BlueScope could benefit from US tariffs on China thanks to its North Star operations in Ohio.
Other US-exposed Aussie stocks that are rated outperform by Macquarie and have over 50 per cent US revenue include ProMedicus, PolyNovo, Reliance, Orora and Computershare.
Macquarie Group also has a lot of US exposure. About 31 per cent of group revenue comes from the US and its commodities and global markets division is the biggest contributor to revenue.
A big part of that comes from the US market, where Trump’s focus on conventional energy could be a tailwind. Macquarie also sees increased deal-making activity in the US, assuming a stronger domestic economy under a Trump administration.
Trump’s commitment to deregulate Biden-era rules for banks, private funds and other lenders is another positive for investment banks like Macquarie that operate in the US.
Deregulation could also help ASX-listed companies with exposure to Bitcoin, like Block.
Deregulation of US oil and gas exploration could help Worley and Woodside Energy.
But vaccine makers like CSL could face increased regulations.
A Trump administration “could be vaccine sceptical and or change the FDA”, UBS said. “Trump has made statements that Robert Kennedy Jr could have an influential role in policy making,” said UBS analyst Laura Sutcliffe. “Kennedy has previously raised questions around vaccination and questioned the FDA’s role in drug approvals.
“We expect this could raise questions over whether the current review process for drugs will remain as it is now and possibly also change the narrative around vaccines, although we note on the flip side Kennedy’s commentary (on) a willingness to raise the profile of psychedelics.”
Macquarie also sees a Trump administration as a net negative for healthcare companies operating in the US due to potential plans to replace the Affordable Care Act as it may impact Medicaid eligibility.
Macquarie analyst Christine Trinh notes that private health insurance remains the vast majority of coverage in the US population and they may be able to deny coverage for those with pre-existing conditions. Trump hasn’t provided details around a replacement for the Affordable Care Act.
“Big pharma could be under pressure as Robert Kennedy Jr to be a key member of administration and is keen to see lower prices for pharma products,” said Haynes. “Energy transition themes will be weaker if Biden’s pro clean energy IRA is repealed.”
Aristocrat and Light & Wonder are set to benefit from tax cuts under Trump.
“There is some potential offset on imported component costs, but he notes supply chains were diversified during Covid, which could mitigate this risk,” Macquarie said.
Computershare and QBE both have 40-45 per cent earnings exposure to the US, but due to accumulated tax losses only the former would likely be impacted by changes to the US tax rate.
Aside from the tax impact, both have a positive correlation to bond yields, although QBE has a higher beta and so would benefit more if a Trump win leads to higher yields.

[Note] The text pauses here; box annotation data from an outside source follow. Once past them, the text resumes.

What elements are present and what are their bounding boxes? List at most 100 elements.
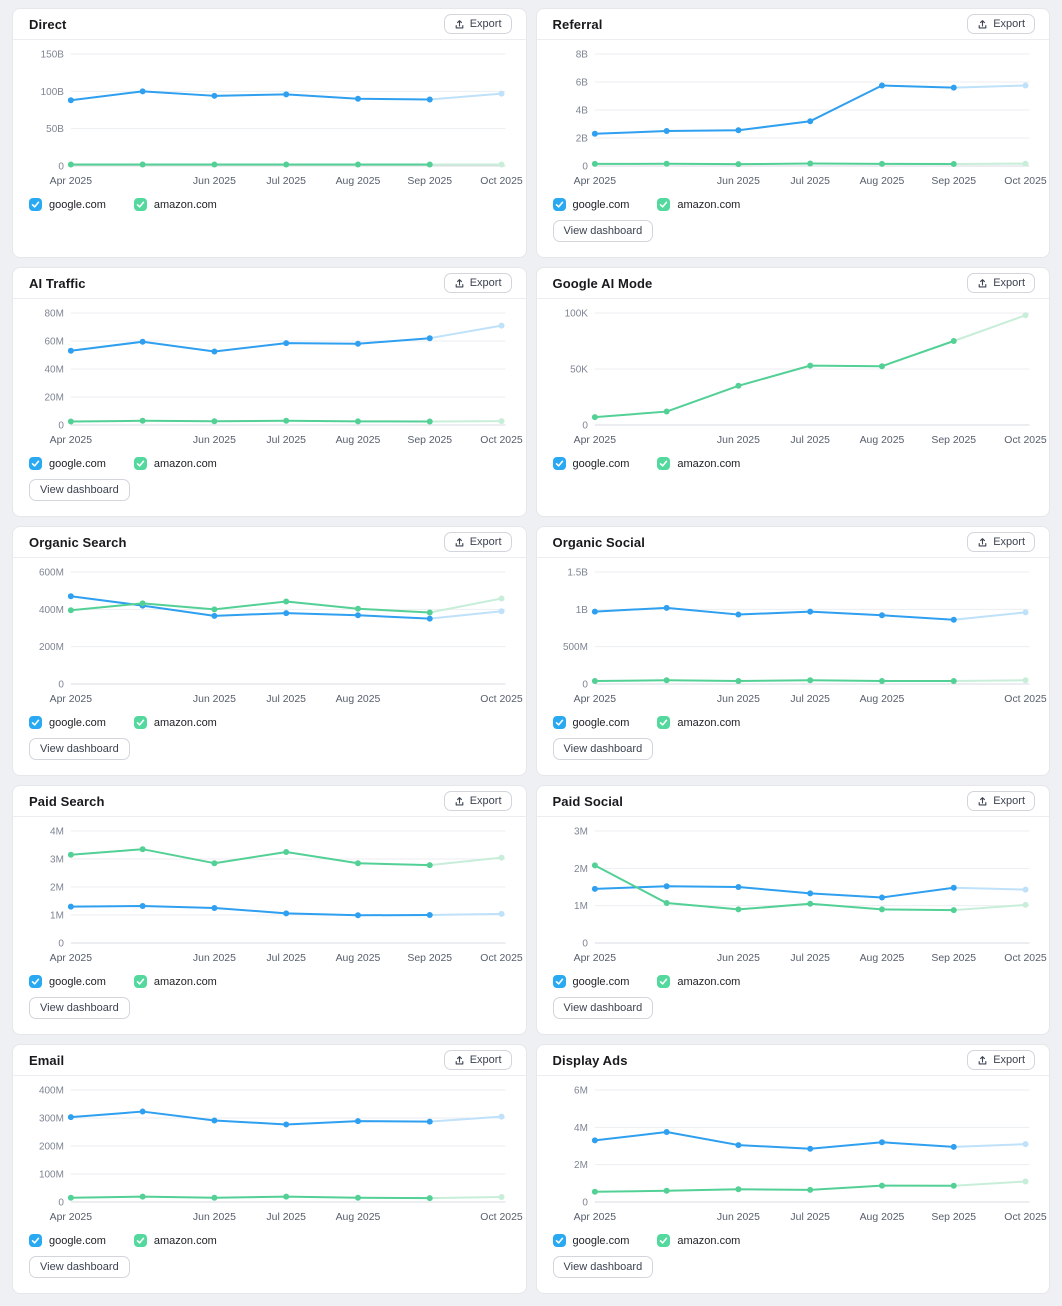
checkbox-checked-icon[interactable] xyxy=(552,716,566,729)
checkbox-checked-icon[interactable] xyxy=(657,198,671,211)
checkbox-checked-icon[interactable] xyxy=(29,457,42,470)
upload-icon xyxy=(455,278,464,287)
legend-item-amazon-com[interactable]: amazon.com xyxy=(657,1234,740,1247)
export-label: Export xyxy=(469,277,502,289)
checkbox-checked-icon[interactable] xyxy=(29,1234,42,1247)
svg-text:Jul 2025: Jul 2025 xyxy=(790,435,830,446)
svg-text:Oct 2025: Oct 2025 xyxy=(1004,176,1047,187)
legend-item-google-com[interactable]: google.com xyxy=(552,716,629,729)
legend: google.com amazon.com xyxy=(537,1230,1050,1247)
view-dashboard-button[interactable]: View dashboard xyxy=(29,1256,130,1278)
export-button[interactable]: Export xyxy=(443,1050,512,1070)
checkbox-checked-icon[interactable] xyxy=(552,198,566,211)
svg-text:0: 0 xyxy=(582,420,588,431)
svg-text:20M: 20M xyxy=(45,392,64,403)
legend-item-amazon-com[interactable]: amazon.com xyxy=(133,1234,217,1247)
card-title: AI Traffic xyxy=(29,275,86,291)
view-dashboard-button[interactable]: View dashboard xyxy=(29,479,130,501)
svg-text:1.5B: 1.5B xyxy=(567,567,588,578)
legend-item-google-com[interactable]: google.com xyxy=(552,1234,629,1247)
chart-paid-search: 4M 3M 2M 1M 0 Apr 2025 Jun 2025 Jul 2025 Aug 202… xyxy=(50,826,523,964)
svg-text:300M: 300M xyxy=(39,1113,64,1124)
export-button[interactable]: Export xyxy=(967,1050,1035,1070)
view-dashboard-label: View dashboard xyxy=(563,1261,643,1273)
checkbox-checked-icon[interactable] xyxy=(133,975,147,988)
legend: google.com amazon.com xyxy=(13,453,526,470)
legend-item-amazon-com[interactable]: amazon.com xyxy=(133,198,217,211)
checkbox-checked-icon[interactable] xyxy=(657,975,671,988)
legend-item-amazon-com[interactable]: amazon.com xyxy=(657,198,740,211)
svg-text:Sep 2025: Sep 2025 xyxy=(407,953,452,964)
export-button[interactable]: Export xyxy=(967,791,1035,811)
legend-item-google-com[interactable]: google.com xyxy=(29,975,106,988)
view-dashboard-label: View dashboard xyxy=(40,743,119,755)
card-organic-search: Organic Search Export 600M 400M 200M 0 Apr 2… xyxy=(12,526,527,776)
export-button[interactable]: Export xyxy=(443,14,512,34)
upload-icon xyxy=(455,537,464,546)
svg-text:400M: 400M xyxy=(39,605,64,616)
export-button[interactable]: Export xyxy=(967,532,1035,552)
svg-text:Sep 2025: Sep 2025 xyxy=(407,176,452,187)
svg-text:60M: 60M xyxy=(45,336,64,347)
legend-label: google.com xyxy=(49,457,106,470)
view-dashboard-button[interactable]: View dashboard xyxy=(552,1256,654,1278)
export-button[interactable]: Export xyxy=(443,532,512,552)
export-button[interactable]: Export xyxy=(967,14,1035,34)
line-chart: 150B 100B 50B 0 Apr 2025 Jun 2025 Jul 2025 Aug … xyxy=(13,40,526,194)
checkbox-checked-icon[interactable] xyxy=(133,457,147,470)
checkbox-checked-icon[interactable] xyxy=(552,1234,566,1247)
checkbox-checked-icon[interactable] xyxy=(133,1234,147,1247)
checkbox-checked-icon[interactable] xyxy=(552,457,566,470)
upload-icon xyxy=(455,796,464,805)
checkbox-checked-icon[interactable] xyxy=(552,975,566,988)
svg-text:Aug 2025: Aug 2025 xyxy=(336,694,381,705)
legend-item-google-com[interactable]: google.com xyxy=(29,457,106,470)
view-dashboard-button[interactable]: View dashboard xyxy=(552,220,654,242)
checkbox-checked-icon[interactable] xyxy=(133,198,147,211)
legend-item-amazon-com[interactable]: amazon.com xyxy=(133,457,217,470)
legend-label: amazon.com xyxy=(677,1234,741,1247)
legend-item-google-com[interactable]: google.com xyxy=(29,1234,106,1247)
legend-item-amazon-com[interactable]: amazon.com xyxy=(133,975,217,988)
card-header: Referral Export xyxy=(536,9,1049,40)
checkbox-checked-icon[interactable] xyxy=(133,716,147,729)
svg-text:100B: 100B xyxy=(41,87,65,98)
svg-text:8B: 8B xyxy=(575,49,588,60)
svg-text:Oct 2025: Oct 2025 xyxy=(1004,953,1047,964)
card-title: Organic Social xyxy=(552,534,645,550)
legend-label: amazon.com xyxy=(153,975,217,988)
export-button[interactable]: Export xyxy=(443,791,512,811)
legend-item-google-com[interactable]: google.com xyxy=(552,198,629,211)
svg-text:Jun 2025: Jun 2025 xyxy=(193,694,236,705)
legend-item-amazon-com[interactable]: amazon.com xyxy=(657,975,740,988)
upload-icon xyxy=(978,537,987,546)
legend-item-amazon-com[interactable]: amazon.com xyxy=(657,716,740,729)
checkbox-checked-icon[interactable] xyxy=(657,716,671,729)
legend-item-amazon-com[interactable]: amazon.com xyxy=(133,716,217,729)
view-dashboard-button[interactable]: View dashboard xyxy=(552,738,654,760)
svg-text:Apr 2025: Apr 2025 xyxy=(573,953,616,964)
checkbox-checked-icon[interactable] xyxy=(29,975,42,988)
svg-text:3M: 3M xyxy=(50,854,64,865)
export-button[interactable]: Export xyxy=(967,273,1035,293)
checkbox-checked-icon[interactable] xyxy=(29,716,42,729)
view-dashboard-button[interactable]: View dashboard xyxy=(29,997,130,1019)
legend-item-google-com[interactable]: google.com xyxy=(552,975,629,988)
svg-text:40M: 40M xyxy=(45,364,64,375)
view-dashboard-button[interactable]: View dashboard xyxy=(552,997,654,1019)
checkbox-checked-icon[interactable] xyxy=(657,1234,671,1247)
legend-item-amazon-com[interactable]: amazon.com xyxy=(657,457,740,470)
checkbox-checked-icon[interactable] xyxy=(657,457,671,470)
export-button[interactable]: Export xyxy=(443,273,512,293)
svg-text:Oct 2025: Oct 2025 xyxy=(480,953,523,964)
svg-text:Apr 2025: Apr 2025 xyxy=(573,435,616,446)
legend-item-google-com[interactable]: google.com xyxy=(29,198,106,211)
legend: google.com amazon.com xyxy=(537,712,1050,729)
svg-text:Jun 2025: Jun 2025 xyxy=(716,435,759,446)
legend-item-google-com[interactable]: google.com xyxy=(29,716,106,729)
checkbox-checked-icon[interactable] xyxy=(29,198,42,211)
legend-item-google-com[interactable]: google.com xyxy=(552,457,629,470)
view-dashboard-button[interactable]: View dashboard xyxy=(29,738,130,760)
svg-text:Sep 2025: Sep 2025 xyxy=(931,1212,976,1223)
svg-text:Oct 2025: Oct 2025 xyxy=(480,435,523,446)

A stronger US dollar under Trump would also be a positive for Computershare and QBE, Macquarie noted.
To hedge against the risk of higher inflation, investors may want stocks that benefit from higher bond yields – including insurers and banks – though CBA is overvalued. The flip side of that is property trusts and infrastructure companies could suffer if bond yields rise.
Gold miners dived amid a surging US dollar and less demand for safe havens after the election.
However, the gold price is likely to stay high if Trump’s fiscal and trade policies cause a resurgence in inflation, and it is expected to have underlying support from central bank buying.
“Throughout what will likely continue to be volatile investment markets, we advocate for an inherent focus on quality within portfolios,” said Golowenko.
“We see inflationary pressures from key Trump policy initiatives, coupled with seemingly limited fiscal restraint and a materially larger government debt position, coming together as a ‘higher is more normal’ environment for interest rates and bond yields. Like gravity, and beyond near-term investment horizons, valuations matter and specifically we believe starting valuations to be a key determinant of investment returns.”